As an example consider ($c = 1$) a free minimally-coupled Hamiltonian:
$$ H = \int d^3r \Psi^{\dagger}(r) \left(\frac{(p-eA(r))^2}{2m}\right) \Psi(r)$$
$H$ is invariant under this gauge transformation, so obviously manifests gauge invariance.
Paper https://arxiv.org/abs/2009.11088 adopts this reasoning (Eqs. 11,12).
However I have recently come across what seems like a different and confusing definition of gauge transform in a different paper https://arxiv.org/abs/2005.08994 where they only transform the matter part of the Hamiltonian (paragraph right below Eq. 2).
To be more concrete, they consider a tight-binding Hamiltonian $H_0$:
$$H_{0}=-\sum_{j, \delta} \sum_{\alpha \beta} t_{\alpha \beta}^{\delta} c_{\boldsymbol{R}_{j, \alpha}}^{\dagger} c_{\boldsymbol{R}_{\boldsymbol{j}, \beta}+\boldsymbol{\delta}}$$
which can be minimally-coupled via a Peierls substitution $t_{\alpha \beta}^{\delta} \rightarrow t_{\alpha \beta}^{\delta} e^{-i e \lambda / c}$ with $\lambda=\int_{\boldsymbol{R}_{j, \alpha}}^{\boldsymbol{R}_{\boldsymbol{j}, \beta}+\boldsymbol{\delta}} d \boldsymbol{r} \cdot \hat{\boldsymbol{A}}(\boldsymbol{r})$.
They then proceed to demostrate gauge invariance by considering a uniform and classical $\mathbf{\hat{A}} = \mathbf{A_0}$. In this case the Peierls phase factor clearly becomes $\lambda=\boldsymbol{A}_{0} \cdot\left(\boldsymbol{R}_{\boldsymbol{j}, \beta}+\boldsymbol{\delta}-\boldsymbol{R}_{\boldsymbol{j}, \alpha}\right)$.

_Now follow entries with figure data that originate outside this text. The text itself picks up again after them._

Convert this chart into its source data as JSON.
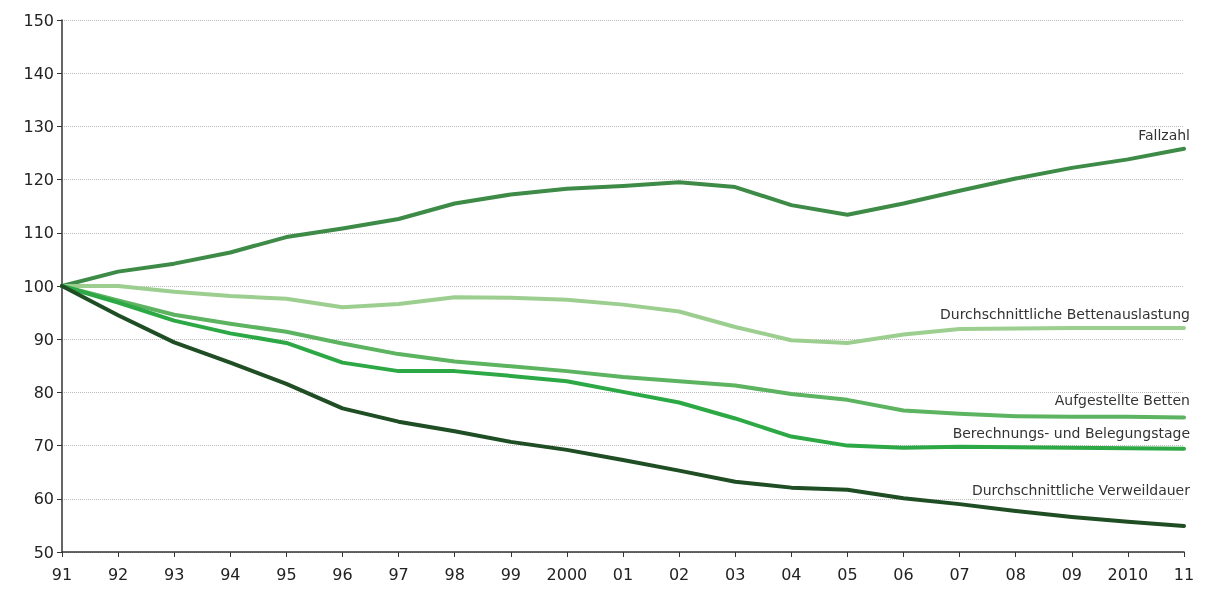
{
  "chart_data": {
    "type": "line",
    "categories": [
      "91",
      "92",
      "93",
      "94",
      "95",
      "96",
      "97",
      "98",
      "99",
      "2000",
      "01",
      "02",
      "03",
      "04",
      "05",
      "06",
      "07",
      "08",
      "09",
      "2010",
      "11"
    ],
    "ylim": [
      50,
      150
    ],
    "yticks": [
      50,
      60,
      70,
      80,
      90,
      100,
      110,
      120,
      130,
      140,
      150
    ],
    "grid": "y",
    "legend": false,
    "marker": "none",
    "line_style": "solid",
    "series": [
      {
        "name": "Fallzahl",
        "color": "#3d8b47",
        "values": [
          100,
          102.7,
          104.2,
          106.3,
          109.2,
          110.8,
          112.6,
          115.5,
          117.2,
          118.3,
          118.8,
          119.5,
          118.6,
          115.2,
          113.4,
          115.5,
          117.9,
          120.2,
          122.2,
          123.8,
          125.8
        ]
      },
      {
        "name": "Durchschnittliche Bettenauslastung",
        "color": "#9ccf8f",
        "values": [
          100,
          100,
          98.9,
          98.1,
          97.6,
          96.0,
          96.6,
          97.9,
          97.8,
          97.4,
          96.5,
          95.2,
          92.3,
          89.8,
          89.3,
          90.9,
          91.9,
          92.0,
          92.1,
          92.1,
          92.1
        ]
      },
      {
        "name": "Aufgestellte Betten",
        "color": "#5cb360",
        "values": [
          100,
          97.3,
          94.6,
          92.9,
          91.4,
          89.2,
          87.2,
          85.8,
          84.9,
          84.0,
          82.9,
          82.1,
          81.3,
          79.7,
          78.6,
          76.6,
          76.0,
          75.5,
          75.4,
          75.4,
          75.3
        ]
      },
      {
        "name": "Berechnungs- und Belegungstage",
        "color": "#2ca845",
        "values": [
          100,
          96.9,
          93.5,
          91.1,
          89.3,
          85.6,
          84.0,
          84.0,
          83.1,
          82.1,
          80.1,
          78.1,
          75.1,
          71.7,
          70.0,
          69.6,
          69.8,
          69.7,
          69.6,
          69.5,
          69.4
        ]
      },
      {
        "name": "Durchschnittliche Verweildauer",
        "color": "#1f4d24",
        "values": [
          100,
          94.5,
          89.4,
          85.6,
          81.6,
          77.0,
          74.5,
          72.7,
          70.7,
          69.2,
          67.3,
          65.3,
          63.2,
          62.1,
          61.7,
          60.1,
          59.0,
          57.7,
          56.6,
          55.7,
          54.9
        ]
      }
    ]
  }
}
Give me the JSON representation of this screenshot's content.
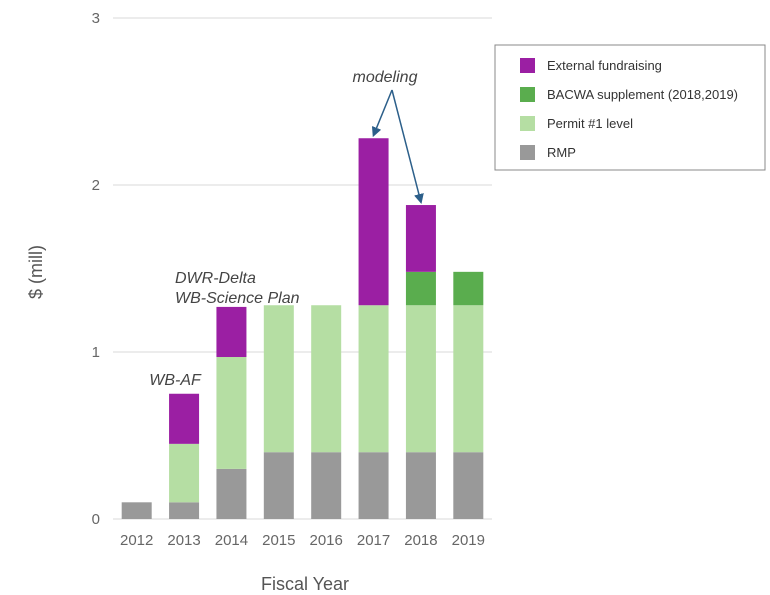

Now here is what I am confused about: they state that $\lambda$ can now be absorbed by a "gauge transform" $c_{\boldsymbol{R}_{j, \alpha}} \rightarrow e^{i e \boldsymbol{A}_{0} \cdot \boldsymbol{R}_{\boldsymbol{j}, \alpha} / c} c_{\boldsymbol{R}_{\boldsymbol{j}, \alpha}}$. Obviously this operation absorbs the phase factor, but I would not call it a "gauge transform", because they have not transformed the vector potential.
I have also come across some lecture notes https://topocondmat.org/w2_majorana/Peierls.html which also claim the same thing as the aforementioned paper.
So what is the correct definition of a gauge transformation in this case? Is it :
$$\Psi(r) \rightarrow \Psi(r) e^{i \Lambda(r)}; \quad A(r) \rightarrow A(r) -\frac{1}{e} \nabla \Lambda(r)$$
or just one of these two?